Сэди открыла глаза. Что-то еще не давало покоя. Она включила свет, перегнулась через край кровати, разворошила бумаги, ища среди листов самодельной газеты, которую сестры Эдевейн создавали с помощью печатного станка, нужную страницу.
Вот оно!
Сэди взяла старые страницы в кровать. Статья Элис о том, как наказали Клементину Эдевейн за то, что она обозвала няню Роуз толстой. Сэди проверила дату, быстренько посчитала в уме и спрыгнула с кровати, чтобы взять блокнот. Она перелистывала страницы, пока не нашла свои записи о службе няни у Эдевейнов. Больше всего Сэди интересовал месячный отпуск в июле тысяча девятьсот тридцать второго, когда Роуз уезжала «по семейным делам». Даты совпадали.
Сэди выглянула в окно – залитые лунным светом скалы, бурное темное море, молнии на горизонте – и попыталась привести мысли в порядок. Клайв сказал: «Зачем похищать собственного ребенка?» Он говорил об Энтони и Элеонор Эдевейн, и вопрос, конечно, был риторическим, шуткой, потому что родителям действительно нет необходимости красть своих детей. Дети и так принадлежат родителям.

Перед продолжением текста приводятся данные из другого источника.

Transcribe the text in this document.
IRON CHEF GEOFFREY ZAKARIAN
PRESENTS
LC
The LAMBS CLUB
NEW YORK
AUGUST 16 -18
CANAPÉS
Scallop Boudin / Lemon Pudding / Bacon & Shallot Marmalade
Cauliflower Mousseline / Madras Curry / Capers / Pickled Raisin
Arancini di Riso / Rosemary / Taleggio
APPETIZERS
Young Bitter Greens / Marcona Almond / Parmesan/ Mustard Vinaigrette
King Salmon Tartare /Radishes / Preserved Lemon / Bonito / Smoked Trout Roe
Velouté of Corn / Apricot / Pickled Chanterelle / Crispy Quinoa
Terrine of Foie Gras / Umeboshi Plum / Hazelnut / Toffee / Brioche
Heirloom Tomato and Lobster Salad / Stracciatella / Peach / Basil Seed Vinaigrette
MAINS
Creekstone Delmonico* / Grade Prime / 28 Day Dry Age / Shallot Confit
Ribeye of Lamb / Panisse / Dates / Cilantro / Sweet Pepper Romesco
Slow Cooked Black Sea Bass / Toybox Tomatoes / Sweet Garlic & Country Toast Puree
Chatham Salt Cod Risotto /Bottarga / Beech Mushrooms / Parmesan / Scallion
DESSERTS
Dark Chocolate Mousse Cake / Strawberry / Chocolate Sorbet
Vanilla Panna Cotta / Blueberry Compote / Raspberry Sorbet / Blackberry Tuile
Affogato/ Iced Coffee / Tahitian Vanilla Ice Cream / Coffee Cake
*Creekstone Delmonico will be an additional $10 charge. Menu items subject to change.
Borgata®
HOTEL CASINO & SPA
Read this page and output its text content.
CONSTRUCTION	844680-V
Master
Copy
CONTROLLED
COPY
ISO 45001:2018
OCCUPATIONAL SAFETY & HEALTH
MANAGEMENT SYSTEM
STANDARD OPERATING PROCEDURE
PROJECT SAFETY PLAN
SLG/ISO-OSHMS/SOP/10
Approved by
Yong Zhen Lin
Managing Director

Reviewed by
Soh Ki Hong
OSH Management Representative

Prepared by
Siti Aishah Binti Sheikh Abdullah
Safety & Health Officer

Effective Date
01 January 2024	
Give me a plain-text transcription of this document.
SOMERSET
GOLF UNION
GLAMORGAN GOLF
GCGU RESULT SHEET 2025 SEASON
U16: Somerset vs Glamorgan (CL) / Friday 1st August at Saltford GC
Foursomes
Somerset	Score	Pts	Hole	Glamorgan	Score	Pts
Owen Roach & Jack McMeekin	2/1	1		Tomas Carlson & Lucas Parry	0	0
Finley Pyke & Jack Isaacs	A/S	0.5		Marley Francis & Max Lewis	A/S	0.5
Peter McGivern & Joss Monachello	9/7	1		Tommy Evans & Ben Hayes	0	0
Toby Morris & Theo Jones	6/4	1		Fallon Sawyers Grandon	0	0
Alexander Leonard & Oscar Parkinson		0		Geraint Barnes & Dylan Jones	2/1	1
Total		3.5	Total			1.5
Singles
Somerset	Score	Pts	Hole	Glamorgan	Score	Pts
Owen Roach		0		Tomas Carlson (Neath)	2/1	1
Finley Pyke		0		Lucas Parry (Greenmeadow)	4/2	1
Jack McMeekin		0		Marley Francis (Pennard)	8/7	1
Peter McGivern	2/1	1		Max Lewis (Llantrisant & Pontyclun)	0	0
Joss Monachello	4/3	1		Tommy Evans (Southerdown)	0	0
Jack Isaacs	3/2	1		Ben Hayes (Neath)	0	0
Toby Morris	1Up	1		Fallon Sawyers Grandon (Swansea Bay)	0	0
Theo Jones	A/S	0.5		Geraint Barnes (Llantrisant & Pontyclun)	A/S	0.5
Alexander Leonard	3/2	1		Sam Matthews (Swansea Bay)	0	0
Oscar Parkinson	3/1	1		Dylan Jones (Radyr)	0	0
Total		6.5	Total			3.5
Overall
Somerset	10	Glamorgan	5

А как насчет случаев, когда не принадлежат?
Похоже, есть новая версия. Сэди догадывалась, почему родитель мог решиться на похищение своего ребенка.
Разрозненные детали сложились в единое целое, как будто только и ждали, когда кто-то их соберет. Девушка в деликатном положении… Маленький мальчик, которому нужен дом… Хозяйка, которая не в состоянии завести собственного малыша…
Решение, которое до поры до времени устраивало всех. А потом вдруг перестало устраивать.
Глава 17
Лондон, 2003 г.
Записка была короткой даже по меркам Элис. Она ушла, вернется позже. Питер поразмышлял над клочком бумаги. Интересно, что все это значит? В последнее время Элис вела себя странно. Ершилась больше обычного и стала очень рассеянной. Питер подозревал, что у нее не все гладко с новой книгой, однако дело вовсе не в типичной для писателей неуверенности в себе. Творческие трудности, скорее, внешнее проявление беспокойства Элис, а не его причина.
Элис побледнела, когда он передал сообщение сестры, голос у нее слегка дрогнул, и Питер вспомнил, что чуть раньше на этой неделе Элис получила письмо, в котором говорилось о старом нераскрытом деле, и повела себя точно так же. Похоже, эти два факта связаны. Более того, Питер полагал, что они имеют отношение к реальному преступлению в прошлом семьи Элис, когда пропал маленький Тео. Письмо ошеломило Элис, хотя она и попыталась это скрыть: спрятала задрожавшие руки под стол. Странное поведение Элис, ее решительный отказ признать, что она понимает, что имел в виду автор письма, заинтересовали тогда Питера до такой степени, что вечером, сидя за компьютером, он вбил в поисковик слова «пропавший ребенок» и «Эдевейн». И выяснил, что младший брат Элис бесследно исчез в тысяча девятьсот тридцать третьем году.
Вот только с какой стати она солгала и почему эта история совершенно выбила ее из колеи? Как-то раз утром Питер пришел на работу и обнаружил Элис распростертой на кресле в библиотеке. У Питера екнуло сердце, и на какую-то долю секунды он вообразил самое худшее. Юноша уже было решился на искусственное дыхание, хотя слабо представлял, как его делать, но тут Элис шумно всхрапнула, и Питер понял, что она спит. Элис Эдевейн никогда не спала днем. Питер меньше удивился бы, если бы открыл дверь и увидел, что Элис в расшитом монетками наряде из шелка исполняет танец живота. Внезапно она проснулась, Питер незаметно выскользнул в прихожую, и оба притворились, что он ничего не видел. Питер устроил целое представление, шумно снимая обувь, и на всякий случай потряс вешалку, прежде чем снова войти в библиотеку. Элис уже сидела с красной ручкой и правила набросок главы.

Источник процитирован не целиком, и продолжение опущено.